HONG KONG (AFP) - Eight prominent Hong Kong democracy activists were charged Thursday (Dec 17) with taking part in an "illegal assembly" on the day after Beijing imposed its broad security law, bolstering an already sweeping crackdown on dissent.
Those charged included veteran activist "Long Hair" Leung Kwok Hung, the former chief of Hong Kong's Democratic Party Wu Chi Wai, former legislator Eddie Chu, and Figo Chan, the organiser of an annual July 1 rally marking the British handover of the city to China in 1997.
Both Chan and Leung chanted slogans inside the court after the charges were read out, an Agence France-Presse reporter said.
Chan shouted "Release all political prisoners" while Leung chanted "Peaceful assembly is not a crime. Shame on political persecution."
The group have been hit with various "unlawful assembly" charges - namely organising, inciting or taking part in an illegal gathering.

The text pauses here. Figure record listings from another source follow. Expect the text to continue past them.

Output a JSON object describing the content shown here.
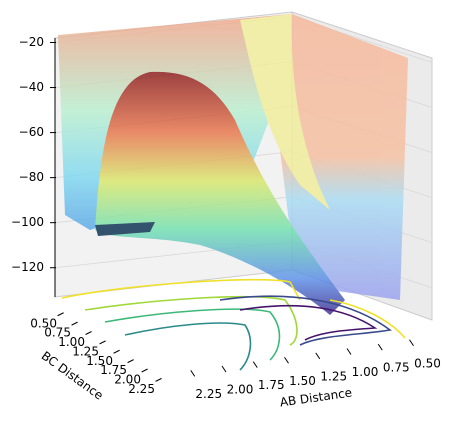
{
  "chart_data": {
    "type": "surface",
    "xlabel": "AB Distance",
    "ylabel": "BC Distance",
    "xlim": [
      2.4,
      0.4
    ],
    "xticks": [
      {
        "value": 2.25,
        "label": "2.25"
      },
      {
        "value": 2.0,
        "label": "2.00"
      },
      {
        "value": 1.75,
        "label": "1.75"
      },
      {
        "value": 1.5,
        "label": "1.50"
      },
      {
        "value": 1.25,
        "label": "1.25"
      },
      {
        "value": 1.0,
        "label": "1.00"
      },
      {
        "value": 0.75,
        "label": "0.75"
      },
      {
        "value": 0.5,
        "label": "0.50"
      }
    ],
    "ylim": [
      0.4,
      2.4
    ],
    "yticks": [
      {
        "value": 0.5,
        "label": "0.50"
      },
      {
        "value": 0.75,
        "label": "0.75"
      },
      {
        "value": 1.0,
        "label": "1.00"
      },
      {
        "value": 1.25,
        "label": "1.25"
      },
      {
        "value": 1.5,
        "label": "1.50"
      },
      {
        "value": 1.75,
        "label": "1.75"
      },
      {
        "value": 2.0,
        "label": "2.00"
      },
      {
        "value": 2.25,
        "label": "2.25"
      }
    ],
    "zlim": [
      -133,
      -18
    ],
    "zticks": [
      {
        "value": -20,
        "label": "−20"
      },
      {
        "value": -40,
        "label": "−40"
      },
      {
        "value": -60,
        "label": "−60"
      },
      {
        "value": -80,
        "label": "−80"
      },
      {
        "value": -100,
        "label": "−100"
      },
      {
        "value": -120,
        "label": "−120"
      }
    ],
    "grid": true
  }
}
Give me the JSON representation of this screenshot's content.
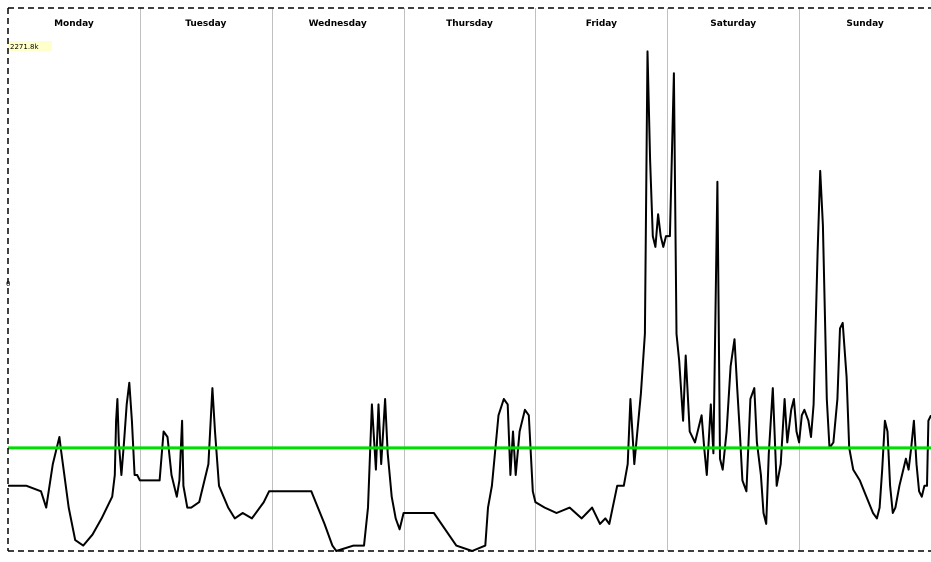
{
  "chart_data": {
    "type": "line",
    "title": "",
    "xlabel": "",
    "ylabel": "",
    "categories": [
      "Monday",
      "Tuesday",
      "Wednesday",
      "Thursday",
      "Friday",
      "Saturday",
      "Sunday"
    ],
    "y_top_tag": "2271.8k",
    "y_mid_tick": "0",
    "xlim": [
      0,
      7
    ],
    "ylim": [
      0,
      100
    ],
    "grid": "day separators only",
    "legend": "none",
    "colors": {
      "series": "#000000",
      "threshold": "#00dd00",
      "separators": "#c0c0c0",
      "border": "#000000"
    },
    "threshold": 19,
    "series": [
      {
        "values": [
          [
            0.0,
            12
          ],
          [
            0.14,
            12
          ],
          [
            0.25,
            11
          ],
          [
            0.29,
            8
          ],
          [
            0.34,
            16
          ],
          [
            0.39,
            21
          ],
          [
            0.4,
            19
          ],
          [
            0.46,
            8
          ],
          [
            0.51,
            2
          ],
          [
            0.57,
            1
          ],
          [
            0.64,
            3
          ],
          [
            0.71,
            6
          ],
          [
            0.79,
            10
          ],
          [
            0.81,
            14
          ],
          [
            0.82,
            24
          ],
          [
            0.83,
            28
          ],
          [
            0.84,
            20
          ],
          [
            0.86,
            14
          ],
          [
            0.88,
            20
          ],
          [
            0.9,
            27
          ],
          [
            0.92,
            31
          ],
          [
            0.94,
            24
          ],
          [
            0.96,
            14
          ],
          [
            0.98,
            14
          ],
          [
            1.0,
            13
          ],
          [
            1.15,
            13
          ],
          [
            1.18,
            22
          ],
          [
            1.21,
            21
          ],
          [
            1.24,
            14
          ],
          [
            1.28,
            10
          ],
          [
            1.3,
            13
          ],
          [
            1.32,
            24
          ],
          [
            1.33,
            12
          ],
          [
            1.36,
            8
          ],
          [
            1.39,
            8
          ],
          [
            1.45,
            9
          ],
          [
            1.52,
            16
          ],
          [
            1.55,
            30
          ],
          [
            1.57,
            22
          ],
          [
            1.6,
            12
          ],
          [
            1.67,
            8
          ],
          [
            1.72,
            6
          ],
          [
            1.78,
            7
          ],
          [
            1.85,
            6
          ],
          [
            1.94,
            9
          ],
          [
            1.98,
            11
          ],
          [
            2.0,
            11
          ],
          [
            2.3,
            11
          ],
          [
            2.4,
            5
          ],
          [
            2.46,
            1
          ],
          [
            2.49,
            0
          ],
          [
            2.62,
            1
          ],
          [
            2.7,
            1
          ],
          [
            2.73,
            8
          ],
          [
            2.76,
            27
          ],
          [
            2.79,
            15
          ],
          [
            2.81,
            27
          ],
          [
            2.83,
            16
          ],
          [
            2.86,
            28
          ],
          [
            2.88,
            18
          ],
          [
            2.91,
            10
          ],
          [
            2.94,
            6
          ],
          [
            2.97,
            4
          ],
          [
            3.0,
            7
          ],
          [
            3.23,
            7
          ],
          [
            3.4,
            1
          ],
          [
            3.52,
            0
          ],
          [
            3.62,
            1
          ],
          [
            3.64,
            8
          ],
          [
            3.67,
            12
          ],
          [
            3.72,
            25
          ],
          [
            3.76,
            28
          ],
          [
            3.79,
            27
          ],
          [
            3.81,
            14
          ],
          [
            3.83,
            22
          ],
          [
            3.85,
            14
          ],
          [
            3.88,
            22
          ],
          [
            3.92,
            26
          ],
          [
            3.95,
            25
          ],
          [
            3.98,
            11
          ],
          [
            4.0,
            9
          ],
          [
            4.07,
            8
          ],
          [
            4.16,
            7
          ],
          [
            4.26,
            8
          ],
          [
            4.35,
            6
          ],
          [
            4.39,
            7
          ],
          [
            4.43,
            8
          ],
          [
            4.49,
            5
          ],
          [
            4.53,
            6
          ],
          [
            4.56,
            5
          ],
          [
            4.62,
            12
          ],
          [
            4.67,
            12
          ],
          [
            4.7,
            16
          ],
          [
            4.72,
            28
          ],
          [
            4.75,
            16
          ],
          [
            4.8,
            29
          ],
          [
            4.83,
            40
          ],
          [
            4.85,
            92
          ],
          [
            4.87,
            72
          ],
          [
            4.89,
            58
          ],
          [
            4.91,
            56
          ],
          [
            4.93,
            62
          ],
          [
            4.95,
            58
          ],
          [
            4.97,
            56
          ],
          [
            4.99,
            58
          ],
          [
            5.02,
            58
          ],
          [
            5.05,
            88
          ],
          [
            5.07,
            40
          ],
          [
            5.09,
            35
          ],
          [
            5.12,
            24
          ],
          [
            5.14,
            36
          ],
          [
            5.17,
            22
          ],
          [
            5.21,
            20
          ],
          [
            5.26,
            25
          ],
          [
            5.28,
            19
          ],
          [
            5.3,
            14
          ],
          [
            5.33,
            27
          ],
          [
            5.35,
            18
          ],
          [
            5.38,
            68
          ],
          [
            5.4,
            17
          ],
          [
            5.42,
            15
          ],
          [
            5.45,
            22
          ],
          [
            5.48,
            34
          ],
          [
            5.51,
            39
          ],
          [
            5.53,
            30
          ],
          [
            5.55,
            22
          ],
          [
            5.57,
            13
          ],
          [
            5.6,
            11
          ],
          [
            5.63,
            28
          ],
          [
            5.66,
            30
          ],
          [
            5.68,
            20
          ],
          [
            5.71,
            14
          ],
          [
            5.73,
            7
          ],
          [
            5.75,
            5
          ],
          [
            5.77,
            18
          ],
          [
            5.8,
            30
          ],
          [
            5.83,
            12
          ],
          [
            5.86,
            16
          ],
          [
            5.89,
            28
          ],
          [
            5.91,
            20
          ],
          [
            5.94,
            26
          ],
          [
            5.96,
            28
          ],
          [
            5.98,
            22
          ],
          [
            6.0,
            20
          ],
          [
            6.02,
            25
          ],
          [
            6.04,
            26
          ],
          [
            6.07,
            24
          ],
          [
            6.09,
            21
          ],
          [
            6.11,
            27
          ],
          [
            6.14,
            55
          ],
          [
            6.16,
            70
          ],
          [
            6.18,
            60
          ],
          [
            6.21,
            28
          ],
          [
            6.23,
            19
          ],
          [
            6.26,
            20
          ],
          [
            6.29,
            28
          ],
          [
            6.31,
            41
          ],
          [
            6.33,
            42
          ],
          [
            6.36,
            32
          ],
          [
            6.38,
            19
          ],
          [
            6.41,
            15
          ],
          [
            6.46,
            13
          ],
          [
            6.51,
            10
          ],
          [
            6.56,
            7
          ],
          [
            6.59,
            6
          ],
          [
            6.61,
            8
          ],
          [
            6.63,
            15
          ],
          [
            6.65,
            24
          ],
          [
            6.67,
            22
          ],
          [
            6.69,
            12
          ],
          [
            6.71,
            7
          ],
          [
            6.73,
            8
          ],
          [
            6.76,
            12
          ],
          [
            6.79,
            15
          ],
          [
            6.81,
            17
          ],
          [
            6.83,
            15
          ],
          [
            6.85,
            19
          ],
          [
            6.87,
            24
          ],
          [
            6.89,
            16
          ],
          [
            6.91,
            11
          ],
          [
            6.93,
            10
          ],
          [
            6.95,
            12
          ],
          [
            6.97,
            12
          ],
          [
            6.98,
            24
          ],
          [
            7.0,
            25
          ]
        ]
      }
    ]
  }
}
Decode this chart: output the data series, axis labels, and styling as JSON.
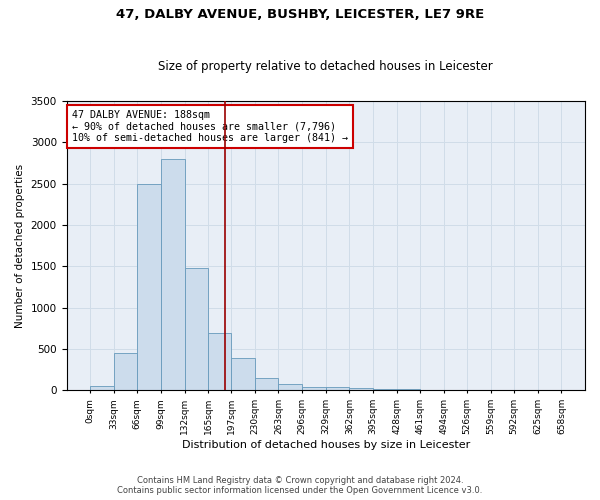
{
  "title": "47, DALBY AVENUE, BUSHBY, LEICESTER, LE7 9RE",
  "subtitle": "Size of property relative to detached houses in Leicester",
  "xlabel": "Distribution of detached houses by size in Leicester",
  "ylabel": "Number of detached properties",
  "property_label": "47 DALBY AVENUE: 188sqm",
  "annotation_line1": "← 90% of detached houses are smaller (7,796)",
  "annotation_line2": "10% of semi-detached houses are larger (841) →",
  "bin_edges": [
    0,
    33,
    66,
    99,
    132,
    165,
    197,
    230,
    263,
    296,
    329,
    362,
    395,
    428,
    461,
    494,
    526,
    559,
    592,
    625,
    658
  ],
  "bar_heights": [
    50,
    450,
    2500,
    2800,
    1480,
    700,
    390,
    150,
    80,
    45,
    40,
    30,
    20,
    15,
    10,
    10,
    8,
    5,
    3,
    2
  ],
  "bar_color": "#ccdcec",
  "bar_edge_color": "#6699bb",
  "vline_color": "#990000",
  "vline_x": 188,
  "annotation_box_facecolor": "#ffffff",
  "annotation_box_edgecolor": "#cc0000",
  "ylim": [
    0,
    3500
  ],
  "yticks": [
    0,
    500,
    1000,
    1500,
    2000,
    2500,
    3000,
    3500
  ],
  "grid_color": "#d0dce8",
  "background_color": "#e8eef6",
  "footer_line1": "Contains HM Land Registry data © Crown copyright and database right 2024.",
  "footer_line2": "Contains public sector information licensed under the Open Government Licence v3.0."
}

The charges stem from protests that broke out on July 1 this year - the anniversary of Hong Kong's handover to China.
The date has traditionally witnessed large pro-democracy protests in a city where millions have taken to the streets in recent years.
During months of protests that swept the city in 2019, the legislature was stormed on handover day by crowds, in an unprecedented challenge to Beijing's rule.
The day before this year's handover anniversary, Beijing enacted its draconian national security law, bypassing the legislature and keeping its contents secret until the moment it was imposed.
The law enhanced Beijing's control over the city, outlawed certain political views and deepened the crackdown against democracy supporters.
Tens of thousands defied the law and hit the streets that day in protests that were swiftly broken up by riot police.
Police arrested the eight activists earlier this month, accusing them of being key instigators of that rally.
Beijing says the law was needed to end the political unrest and restore stability.
Critics, including many western nations, say China has shredded its promise to let Hong Kong retain key liberties and autonomy after its return to the mainland.